Prosecutors had asked for 25 to 30 years for the North Philadelphia father.

“This tragedy shook this city to its core,” said Bronson. “We may never feel quite the same walking down the streets of Center City Philadelphia.”

Sean Benschop, an excavator operator working for Campbell, was also sentenced Friday after pleading guilty to the same charges his boss was convicted of.

Under his plea deal, Benschop, 44, could not be sentenced to more than 20 years. In the end, Bronson gave him less – seven and a half to 15 years.

Beforehand, Benschop wept as he apologized for his role in the collapse.

“Words can’t express [how sorry I am],” he said.

In October, a jury found Campbell guilty of involuntary manslaughter, aggravated assault and related offenses after a three-story wall of a building Campbell was demolishing pancaked onto a neighboring Salvation Army Thrift Store.

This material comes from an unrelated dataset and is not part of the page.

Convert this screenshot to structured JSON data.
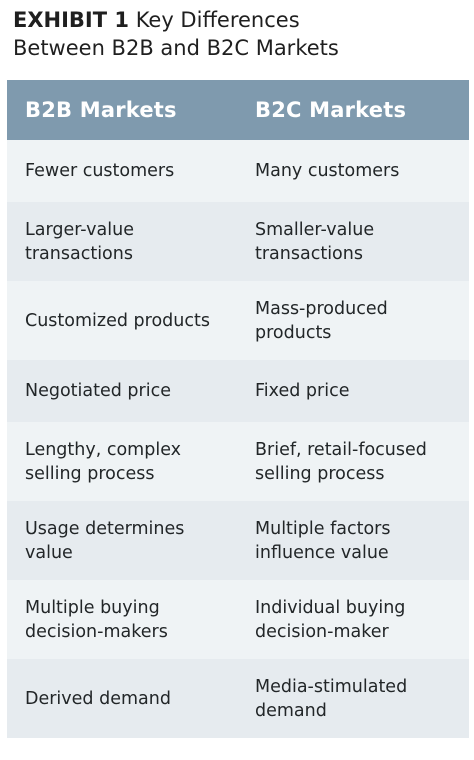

At trial, prosecutors argued that, as general contractor, Campbell made a series of reckless decisions that ultimately led to one of the city’s biggest tragedies, including his choice to ignore repeated warnings about the unsupported wall that fell on June 5, 2013.

They also maintained that Campbell was more interested in salvaging the building’s interior fixtures than taking it down safely.

“What that shows is a reckless disregard, an extreme indifference to the value of human life,” said Assistant District Attorney Jennifer Selber after the hearing.

Bill Hobson, Campbell’s attorney, has maintained that his client is a scapegoat, paying for mistakes made by white decision-makers above him.

On Friday, Hobson reiterated those claims as he prepares to seek a new trial for Campbell, who is African-American.

“Other participants with criminal culpability have a few things in common. They’re white, they’ve got money and they’ve got political and social contacts,” said Hobson.

Plato Marinakos, the building’s architect, was granted immunity for testifying during the grand jury investigation into the collapse.

Richard Basciano, the building’s owner, was never criminally charged.

Bill Davis, Benschop’s lawyer, said his client felt his sentence was fair.

Lawsuits filed by survivors and the families of those killed have been consolidated into one civil case, slated to start in September.